Daha sonra Abraham arkasında duran ve meraklı gözlerle etrafta uçuşan dumanlara bakan hizmetçilere döndü. Elini şöyle bir sallayıp "Ne duruyorsunuz? Odayı temizlemek için gerekli eşyaları getirin." diye emir verdiğinde hizmetçilerin hepsi çil yavrusu gibi dağıldılar. Odamın birkaç gün içinde eski haline döneceğinden emindim ama kendim için aynı şeyi söyleyemezdim, hâlâ patlama yüzünden kendimi bitkin hissediyordum. Damien beni oturma odasındaki koltuklardan birine götürdüğünde yorgunca arkama yaslandım ve onun varlığını umursamadan biraz dinlenmek için gözlerimi örttüm.

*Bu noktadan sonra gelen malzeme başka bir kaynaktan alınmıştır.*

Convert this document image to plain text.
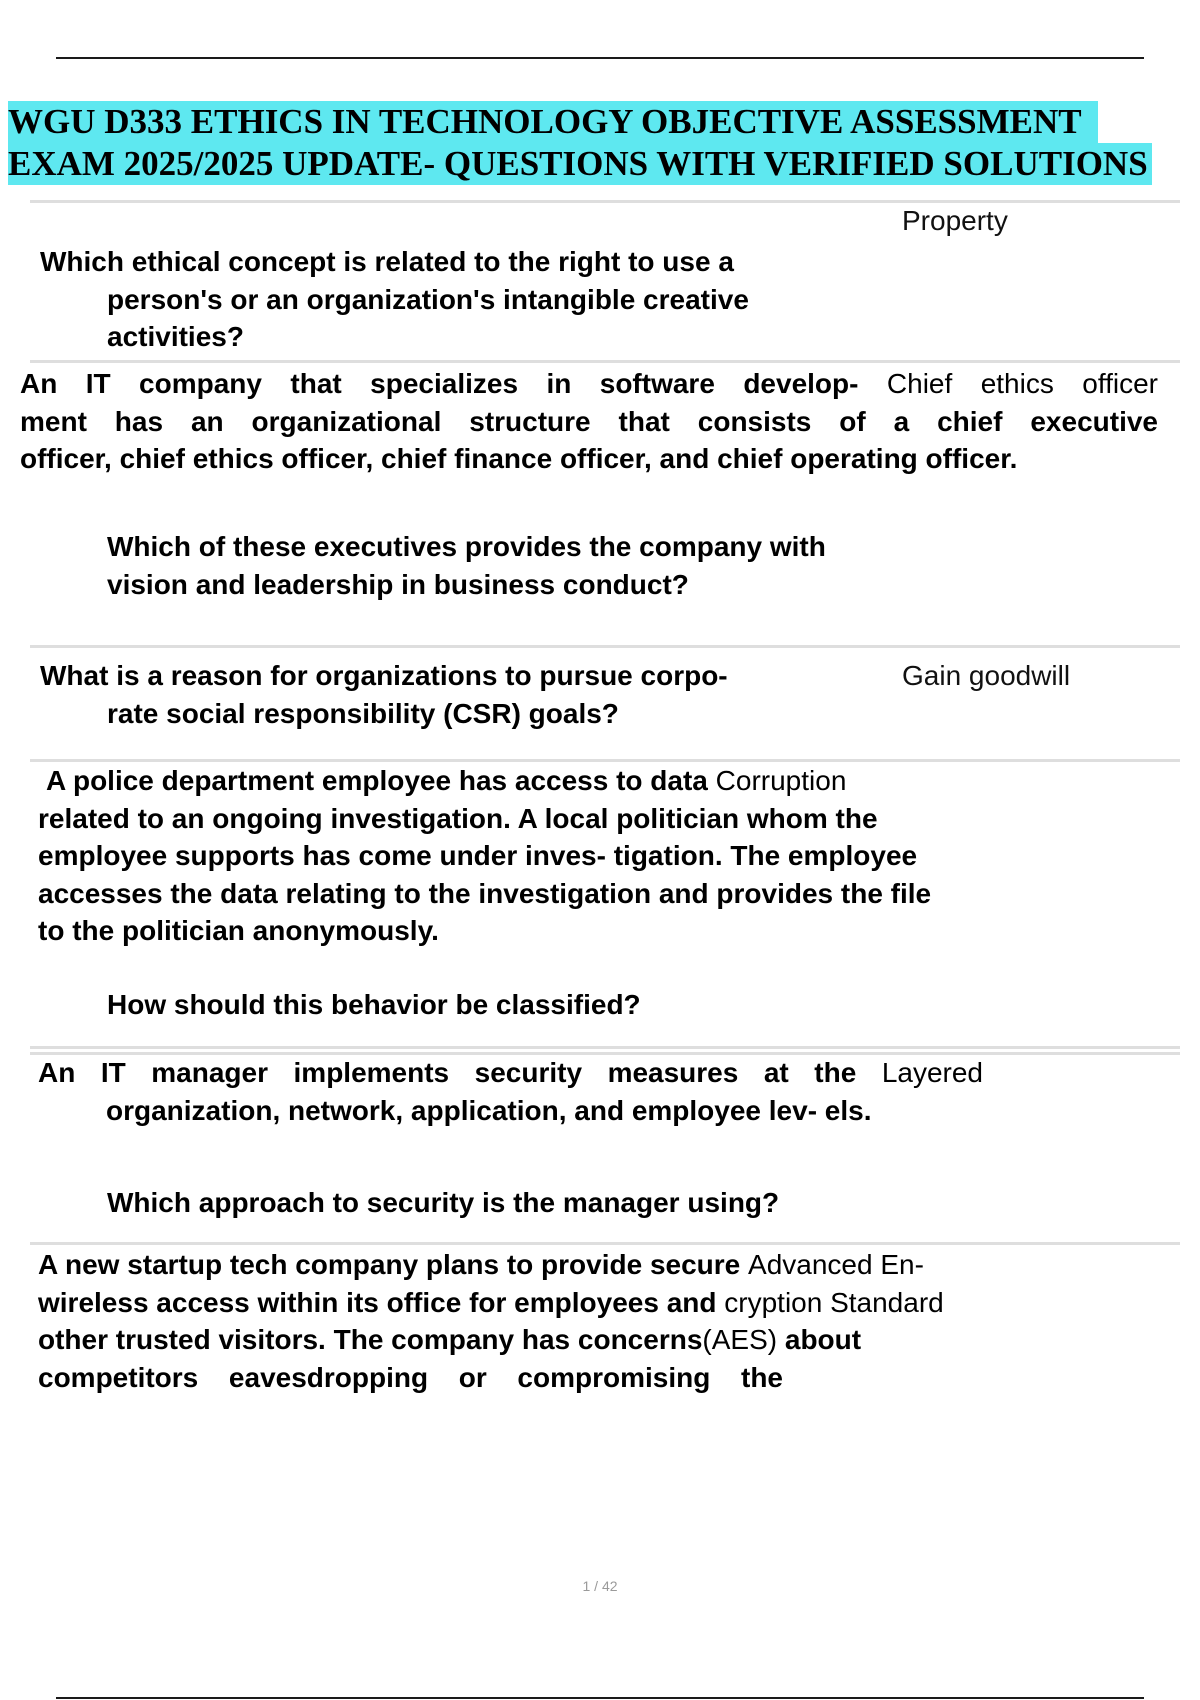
WGU D333 ETHICS IN TECHNOLOGY OBJECTIVE ASSESSMENT
EXAM 2025/2025 UPDATE- QUESTIONS WITH VERIFIED SOLUTIONS
Property
Which ethical concept is related to the right to use a
person's or an organization's intangible creative
activities?
An IT company that specializes in software develop- Chief ethics officer
ment has an organizational structure that consists of a chief executive
officer, chief ethics officer, chief finance officer, and chief operating officer.
Which of these executives provides the company with
vision and leadership in business conduct?
Gain goodwill
What is a reason for organizations to pursue corpo-
rate social responsibility (CSR) goals?
A police department employee has access to data Corruption
related to an ongoing investigation. A local politician whom the
employee supports has come under inves- tigation. The employee
accesses the data relating to the investigation and provides the file
to the politician anonymously.
How should this behavior be classified?
An IT manager implements security measures at the Layered
organization, network, application, and employee lev- els.
Which approach to security is the manager using?
A new startup tech company plans to provide secure Advanced En-
wireless access within its office for employees and cryption Standard
other trusted visitors. The company has concerns(AES) about
competitors eavesdropping or compromising the
1 / 42
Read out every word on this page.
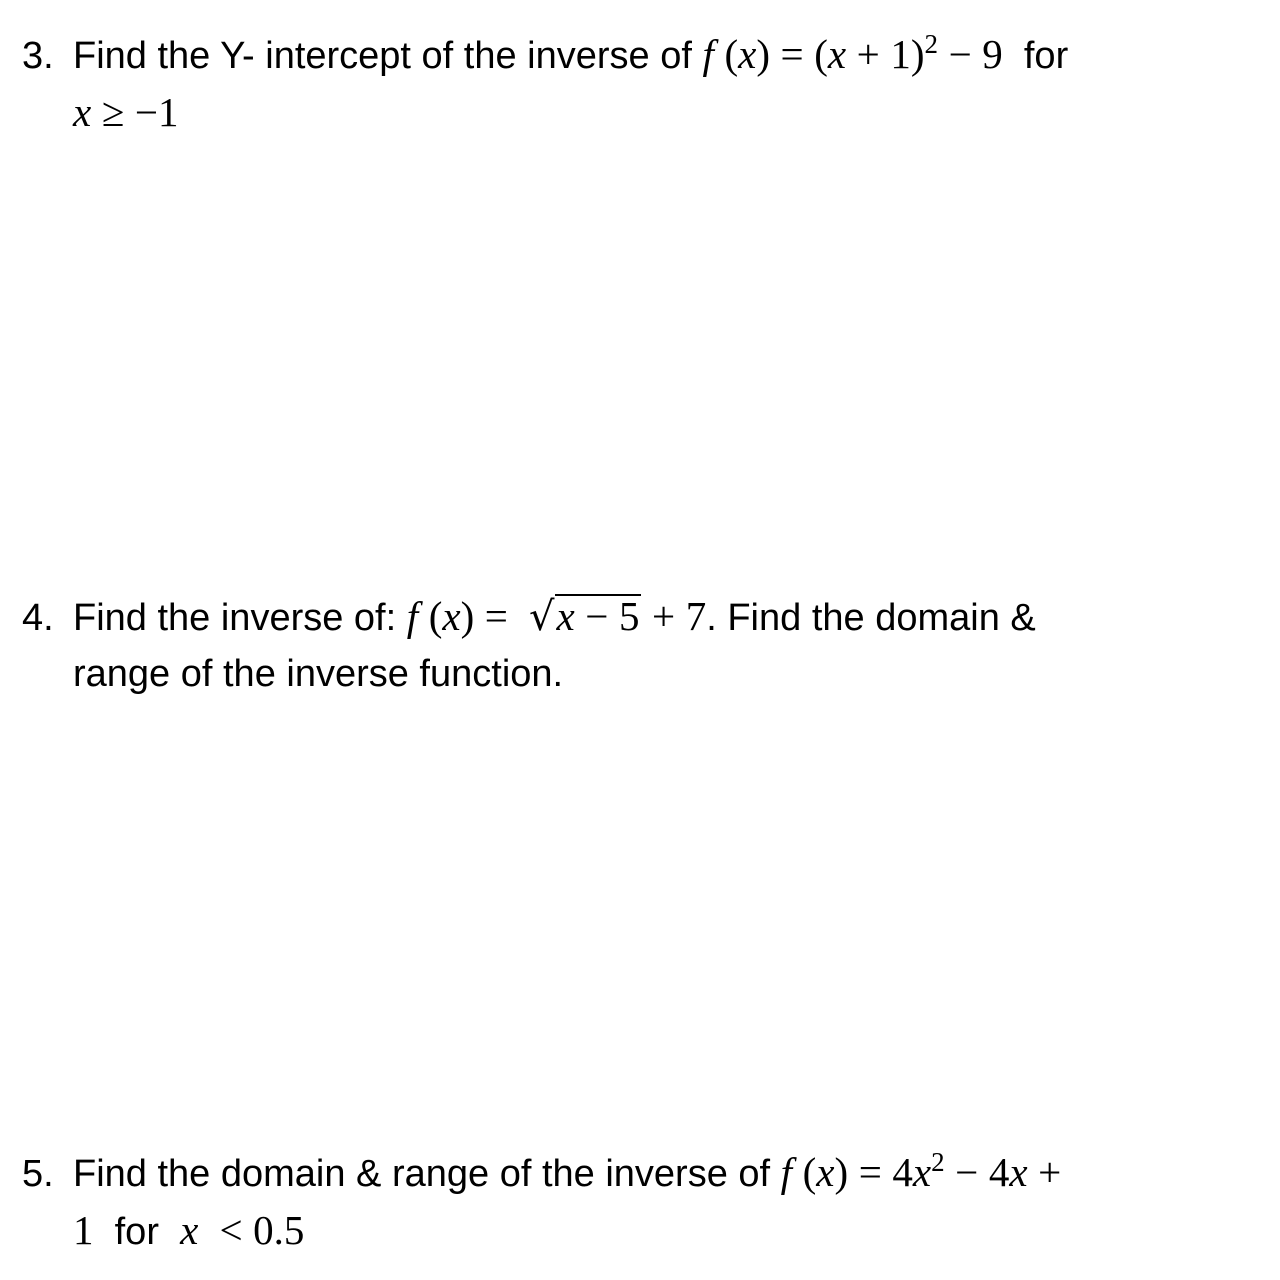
3. Find the Y- intercept of the inverse of f $(x) = (x + 1)^2 - 9$ for
x ≥ −1
4. Find the inverse of: f (x) = √x − 5 + 7. Find the domain &
range of the inverse function.
5. Find the domain & range of the inverse of f $(x) = 4x^2 - 4x$ +
1 for x < 0.5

Moralim hiç yoktu ama bir şeyi patlatmaktan çok başarısız olmak canımı sıkıyordu. Daha sonra bu durumu yeniden deneyecektim ve bu sefer gaz basıncına ekstra dayanıklı bir iç sistem yaptığımdan kesinlikle emin olacaktım.
Kısa bir süre sonra hizmetçi kızlardan bir tanesi yeni yıkanmış kıyafetlerle ve temiz havlularla oturma odasına girdi. Onları Abraham'ın gönderdiğini söyleyerek kumaşları koltuklardan birinin üzerine bırakırken ben de yüzümü buruşturarak ellerimi kaldırdım ve parmaklarıma bulaşan is lekelerine baktım, birden ne kadar pis bir halde olduğumu hatırlamıştım. Uzun bir banyoya ihtiyacım var, diye geçirdim içimden; Bir de iyi bir dinlenmeye...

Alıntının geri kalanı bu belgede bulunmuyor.